Colorado will provide every school district with medical-grade masks for staff who work directly with students, Gov. Jared Polis said Thursday.
Polis made the announcement during a press conference at which he also announced a statewide mask order that goes into effect at midnight. Everyone 10 and older will be required to wear masks in public, indoor spaces. Many counties and municipalities already have mask orders, but others have resisted or opted out, creating a patchwork of practices.

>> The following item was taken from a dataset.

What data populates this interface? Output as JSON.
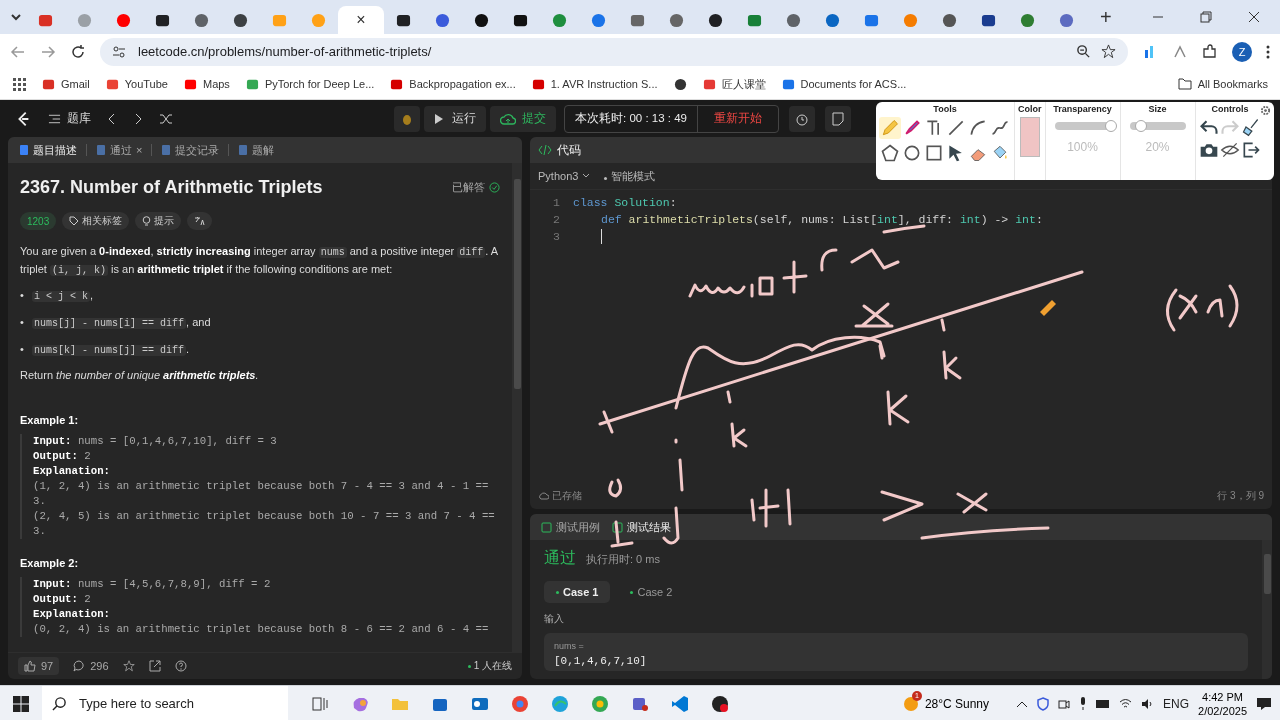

The number of positive COVID tests and hospitalizations continues to rise in Colorado. State epidemiologist Rachel Herlihy said that if the current trajectory doesn’t change, the state hospital system’s ICU capacity could be exceeded by September. Among the concerning trends: an increase in cases among children, with most of those in older children and teens.
Herlihy said the increases likely are driven by more people interacting outside the home and younger people spreading the disease to older people.
Just two days ago, Polis said he would not issue a statewide mask order because he couldn’t enforce one, but Thursday he cited evidence that areas with mask orders see higher mask usage — and that masks have been proven to be a key tool for slowing the spread of the coronavirus. He also said that masks alone will not be enough and that people need to continue to limit interactions.
The announcement comes as Colorado school districts continue difficult planning for the start of the school year. Many teachers have expressed concerns about returning to the classroom, and parents are divided.
Polis said the masks were part of a broader state effort to provide schools with the resources to open safely.
“Districts have a lot of work to do,” Polis said. “The state wants to help them reach their goals. Masks are an important part of that. The state will be a partner in making sure schools have the personal protective equipment they need.”
There should be enough masks for everyone who works with students to get one mask a week. A spokesman for the governor said the masks will be KN95 masks that offer a higher level of protection than cloth or surgical masks.
Most school districts’ plans for opening require or strongly encourage teachers, staff, and students to wear masks. On social media, some teachers questioned whether one mask a week is enough and whether schools should be opening at all in this environment.
Polis has already rolled back the opening of bars and said he hopes not to bring back other restrictions. Polis has been a strong supporter of opening schools and hasn’t talked about whether the increase in cases warrants a change in current plans for full-time, in-person instruction.
But Aurora Mayor Mike Coffman, who along with Denver Mayor Michael Hancock joined Polis in strong support of the mask order, said that school openings are on the line if Colorado cannot reduce cases.
Coffman called masks the “best, least invasive, least costly public health option that is available to us to stem the spread of the COVID-19 virus.”
“The alternatives are to shut down business and force our schools to remain closed if no preventive actions are taken and the COVID numbers increase to the point that further restrictions are required,” he said. “I know there will be some grumbling about this. I get that. It’s a mandate from government. And, yes, I get that some people will say this is a hardship. Children not being able to go to school, that’s a hardship.”